H. S. Teoh hsteoh at quickfur.ath.cx
Fri Dec 6 16:21:27 PST 2013


On Sat, Dec 07, 2013 at 12:56:48AM +0100, bearophile wrote:
> H. S. Teoh:
> 
> >(if your tree is 1 million nodes, then it has to do 1 million free's,
> >right then, right there,
> 
> In practice real C programs use arenas and pools to allocate the
> nodes from. This sometimes doubles the performance of C code that
> has to allocate many nodes of a tree data structure.

The problem with this in C, is that the code has to be designed to work
with that particular arena/pool implementation that you're using. This
makes interoperating between libraries a pain, and usually this means
you can't use a lot of libraries, and you have to reinvent a lot of code
just so they will work with the pool implementation.


> A simple example:
> 
> http://rosettacode.org/wiki/Self-referential_sequence#Faster_Low-level_Version
> 
> Some of such code will become useless once Phobos has Andrei
> allocators :-)
> 
> In C sometimes you also use hierarchical memory allocation, to
> simplify the memory management
> (http://swapped.cc/?_escaped_fragment_=/halloc#!/halloc ), not
> currently supported by Andrei allocators.
[...]

Yes, but again, this requires the code to be written to use hierarchical
memory allocation.

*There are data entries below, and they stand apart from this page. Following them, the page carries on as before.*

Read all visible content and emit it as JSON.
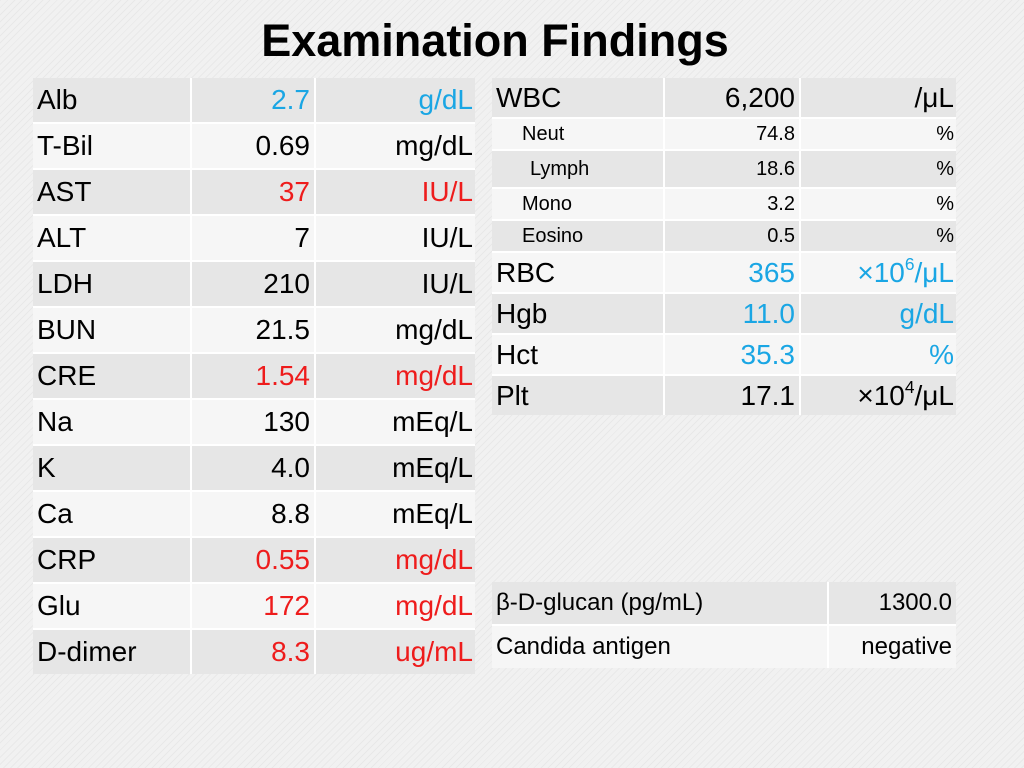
{
  "title": "Examination Findings",
  "colors": {
    "normal": "#000000",
    "low": "#1aa6e4",
    "high": "#ee1c1c"
  },
  "chemistry": [
    {
      "label": "Alb",
      "value": "2.7",
      "unit": "g/dL",
      "flag": "low"
    },
    {
      "label": "T-Bil",
      "value": "0.69",
      "unit": "mg/dL",
      "flag": "normal"
    },
    {
      "label": "AST",
      "value": "37",
      "unit": "IU/L",
      "flag": "high"
    },
    {
      "label": "ALT",
      "value": "7",
      "unit": "IU/L",
      "flag": "normal"
    },
    {
      "label": "LDH",
      "value": "210",
      "unit": "IU/L",
      "flag": "normal"
    },
    {
      "label": "BUN",
      "value": "21.5",
      "unit": "mg/dL",
      "flag": "normal"
    },
    {
      "label": "CRE",
      "value": "1.54",
      "unit": "mg/dL",
      "flag": "high"
    },
    {
      "label": "Na",
      "value": "130",
      "unit": "mEq/L",
      "flag": "normal"
    },
    {
      "label": "K",
      "value": "4.0",
      "unit": "mEq/L",
      "flag": "normal"
    },
    {
      "label": "Ca",
      "value": "8.8",
      "unit": "mEq/L",
      "flag": "normal"
    },
    {
      "label": "CRP",
      "value": "0.55",
      "unit": "mg/dL",
      "flag": "high"
    },
    {
      "label": "Glu",
      "value": "172",
      "unit": "mg/dL",
      "flag": "high"
    },
    {
      "label": "D-dimer",
      "value": "8.3",
      "unit": "ug/mL",
      "flag": "high"
    }
  ],
  "hematology": {
    "wbc": {
      "label": "WBC",
      "value": "6,200",
      "unit": "/μL",
      "flag": "normal"
    },
    "differential": [
      {
        "label": "Neut",
        "value": "74.8",
        "unit": "%"
      },
      {
        "label": "Lymph",
        "value": "18.6",
        "unit": "%"
      },
      {
        "label": "Mono",
        "value": "3.2",
        "unit": "%"
      },
      {
        "label": "Eosino",
        "value": "0.5",
        "unit": "%"
      }
    ],
    "rbc": {
      "label": "RBC",
      "value": "365",
      "unit_base": "×10",
      "unit_exp": "6",
      "unit_tail": "/μL",
      "flag": "low"
    },
    "hgb": {
      "label": "Hgb",
      "value": "11.0",
      "unit": "g/dL",
      "flag": "low"
    },
    "hct": {
      "label": "Hct",
      "value": "35.3",
      "unit": "%",
      "flag": "low"
    },
    "plt": {
      "label": "Plt",
      "value": "17.1",
      "unit_base": "×10",
      "unit_exp": "4",
      "unit_tail": "/μL",
      "flag": "normal"
    }
  },
  "fungal": [
    {
      "label": "β-D-glucan (pg/mL)",
      "value": "1300.0"
    },
    {
      "label": "Candida antigen",
      "value": "negative"
    }
  ]
}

So you can't use a library that doesn't support it
(well, you can, but it will not have good performance). There's a lot of
advantages to having a standard memory allocation scheme built into the
language (or at least, endorsed by the language). People don't often
think about this, but a lot of overhead comes from interfacing between
libraries of incompatible APIs / memory allocation schemes. Having a
common scheme for everybody helps a lot, by eliminating the need for
interfacing between them, or the need to reinvent the wheel because some
library is incompatible with your custom memory allocator.


T

-- 
By understanding a machine-oriented language, the programmer will tend
to use a much more efficient method; it is much closer to reality. -- D.